I recently made a couple of beers modeled after an English strong bitter, though neither would be considered conventional for the style. One was the base recipe from my Burton Ale, which I previously wrote about, and the other is my Rye, Bitte recipe, which is a second attempt that had hopping changes after the first came out much more like a malty Festbier-like rye ale. I’m currently working on delving deeper into what it is I like about bitters as a style, and what it takes to get there with my recipes.
Both recipes used a water modification first for me: addition of gypsum. According to my water report, we have water heavily balanced with chloride over sulfate, and I’ve never cared enough to do anything about it. As bitters are some of the hop forward ales from the British Isles, I decided it would be a good time to try upping the gypsum content of the water a little. My calculated SO4:Cl ratio is 0.3, so I took that up to a neutrally balanced 1.2 for both recipes.
I treated both recipes the same in terms of hopping rates, targetting a bittering ratio of about 0.65, and both received a 2oz whirlpool addition of EKG. I added the whirlpool at flameout, dropped the temp to about 175F quickly and then stopped the water flow through my chiller for 5 minutes. I’ve found this gives a nice low level flavour and aroma, but I might try upping it to 3oz in the future to see what kind of change that makes.

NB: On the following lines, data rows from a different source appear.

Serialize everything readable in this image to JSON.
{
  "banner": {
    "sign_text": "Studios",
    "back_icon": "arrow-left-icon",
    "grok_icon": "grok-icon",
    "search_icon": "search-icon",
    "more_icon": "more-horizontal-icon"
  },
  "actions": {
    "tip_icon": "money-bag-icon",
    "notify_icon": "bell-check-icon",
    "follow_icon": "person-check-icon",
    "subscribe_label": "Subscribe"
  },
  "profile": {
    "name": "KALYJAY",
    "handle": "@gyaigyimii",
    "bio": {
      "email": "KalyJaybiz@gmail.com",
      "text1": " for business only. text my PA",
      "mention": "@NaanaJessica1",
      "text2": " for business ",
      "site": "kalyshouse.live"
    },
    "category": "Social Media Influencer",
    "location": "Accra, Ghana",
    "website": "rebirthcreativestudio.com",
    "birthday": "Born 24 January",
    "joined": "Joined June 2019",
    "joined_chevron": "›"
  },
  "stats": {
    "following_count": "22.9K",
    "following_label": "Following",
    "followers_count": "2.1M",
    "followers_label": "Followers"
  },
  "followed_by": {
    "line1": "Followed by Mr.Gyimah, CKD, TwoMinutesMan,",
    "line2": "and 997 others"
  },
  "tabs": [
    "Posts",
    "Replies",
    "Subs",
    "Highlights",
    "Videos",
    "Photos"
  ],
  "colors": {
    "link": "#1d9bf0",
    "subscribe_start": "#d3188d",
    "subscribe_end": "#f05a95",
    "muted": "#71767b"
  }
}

This recipe is the closer of the two to an actual strong bitter with respect to stats and in flavour. The brown malt gives the beer a low level flavour of roast that could subtle enough to go unnoticed, or at least unrecognised, to some drinking the beer. The Golden Naked Oats give the beer a haze that hasn’t gone away and I doubt will at this point, and also contribute their characteristic slightly sweet and almost fruity flavour. The hops are noticeable in both flavour and aroma from the whirlpool, but don’t overpower the other flavours in the beer. I’m on the fence as to whether all the flavours in the beer marry together well, though it is enjoyable to drink and those I’ve shared it with have liked it as well. I think this beer is slightly too sweet for the ‘style’, and future iterations will be hopped with a bittering ratio of about 0.75 versus the 0.65 I used this time.

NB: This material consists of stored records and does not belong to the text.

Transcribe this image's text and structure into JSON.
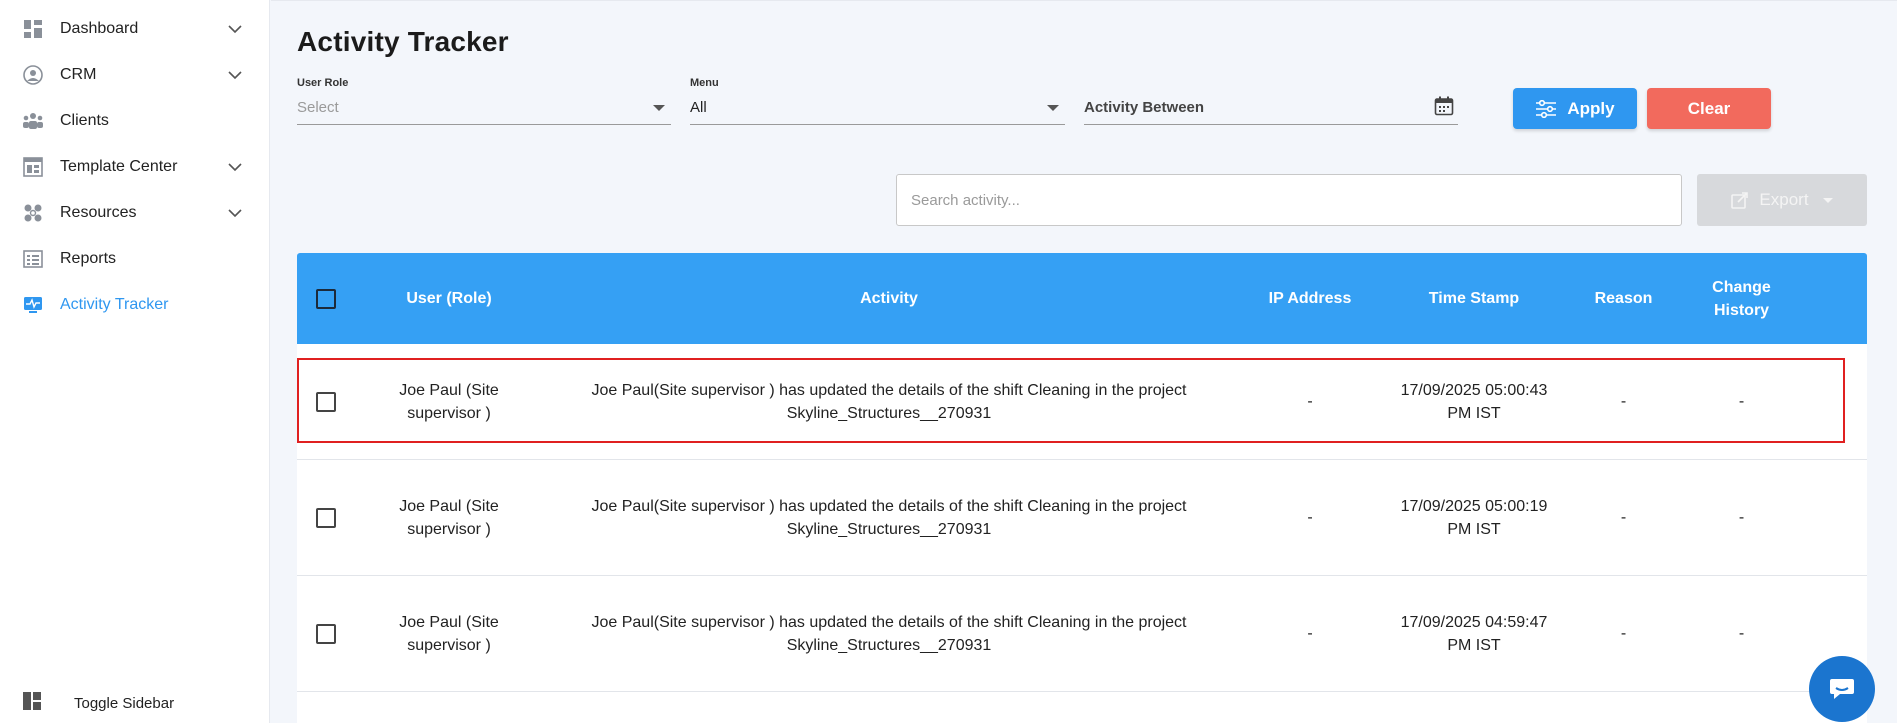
{
  "sidebar": {
    "items": [
      {
        "label": "Dashboard",
        "icon": "dashboard-icon",
        "expandable": true
      },
      {
        "label": "CRM",
        "icon": "crm-icon",
        "expandable": true
      },
      {
        "label": "Clients",
        "icon": "clients-icon",
        "expandable": false
      },
      {
        "label": "Template Center",
        "icon": "template-icon",
        "expandable": true
      },
      {
        "label": "Resources",
        "icon": "resources-icon",
        "expandable": true
      },
      {
        "label": "Reports",
        "icon": "reports-icon",
        "expandable": false
      },
      {
        "label": "Activity Tracker",
        "icon": "activity-icon",
        "expandable": false,
        "active": true
      }
    ],
    "toggle_label": "Toggle Sidebar"
  },
  "page": {
    "title": "Activity Tracker"
  },
  "filters": {
    "user_role": {
      "label": "User Role",
      "placeholder": "Select"
    },
    "menu": {
      "label": "Menu",
      "value": "All"
    },
    "activity_between": {
      "placeholder": "Activity Between"
    },
    "apply_label": "Apply",
    "clear_label": "Clear"
  },
  "search": {
    "placeholder": "Search activity..."
  },
  "export_label": "Export",
  "table": {
    "headers": {
      "user": "User (Role)",
      "activity": "Activity",
      "ip": "IP Address",
      "timestamp": "Time Stamp",
      "reason": "Reason",
      "change_history_1": "Change",
      "change_history_2": "History"
    },
    "rows": [
      {
        "user_1": "Joe Paul  (Site",
        "user_2": "supervisor )",
        "activity_1": "Joe Paul(Site supervisor ) has updated the details of the shift Cleaning in the project",
        "activity_2": "Skyline_Structures__270931",
        "ip": "-",
        "ts_1": "17/09/2025 05:00:43",
        "ts_2": "PM IST",
        "reason": "-",
        "change_history": "-"
      },
      {
        "user_1": "Joe Paul  (Site",
        "user_2": "supervisor )",
        "activity_1": "Joe Paul(Site supervisor ) has updated the details of the shift Cleaning in the project",
        "activity_2": "Skyline_Structures__270931",
        "ip": "-",
        "ts_1": "17/09/2025 05:00:19",
        "ts_2": "PM IST",
        "reason": "-",
        "change_history": "-"
      },
      {
        "user_1": "Joe Paul  (Site",
        "user_2": "supervisor )",
        "activity_1": "Joe Paul(Site supervisor ) has updated the details of the shift Cleaning in the project",
        "activity_2": "Skyline_Structures__270931",
        "ip": "-",
        "ts_1": "17/09/2025 04:59:47",
        "ts_2": "PM IST",
        "reason": "-",
        "change_history": "-"
      }
    ]
  },
  "colors": {
    "accent": "#2f97f0",
    "header": "#35a0f4",
    "clear": "#f26a5d",
    "highlight": "#e02020",
    "chat": "#1b75cf"
  }
}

This beer is much closer to the strong bitter style what I wanted it to be instead of the malty first attempt. It is on the darker side for a bitter, probably more appropriate for the lighter end of a brown ale, but I’m not going for complete stylistic accuracy here. In terms of flavour not only is the malt/bitter balance better, but I also upped the amout of rye to 30% of the grist from 25% and the rye flavour is definitely more prominent. There is more perceived bitterness in this beer compared to the Buton Bitter due to the rye, but I don’t think I would mind it being a little more bitter. I might notch it up to the 0.70-0.75 range on the next batch. The whirlpool addition of EKG is similarly present in aroma when compared to the Burton Bitter, but the flavour blends in with the rye and is less distinct.
Bitter Brewing Takeways
While my first two attempts this year at a strong bitter styled beers weren’t technically true to style, I think I learned a few things. First, my preferred level of bitterness for the style is higher than what I used both of these beers. Both my Special Bitter and Golden Ale recipes uses about a 0.75 bittering ratio, so I know I was on the right track there. Next up will be to update and rebrew the Special Bitter (might rename it to Strong Bitter). Second is that a 2oz whirlpool dropped to 170F and held for 5 minutes is enough to impart a modest hop flavour. I am curious how this would change with an extra ounce of hops or a longer whirlpool. Third is that I now have a pretty good feel for the flavour and aroma imparted by EKG as a late addition hop. Experimenting with other English hops would be a good next step as well, probably starting with my oft-used bittering hop, Phoenix.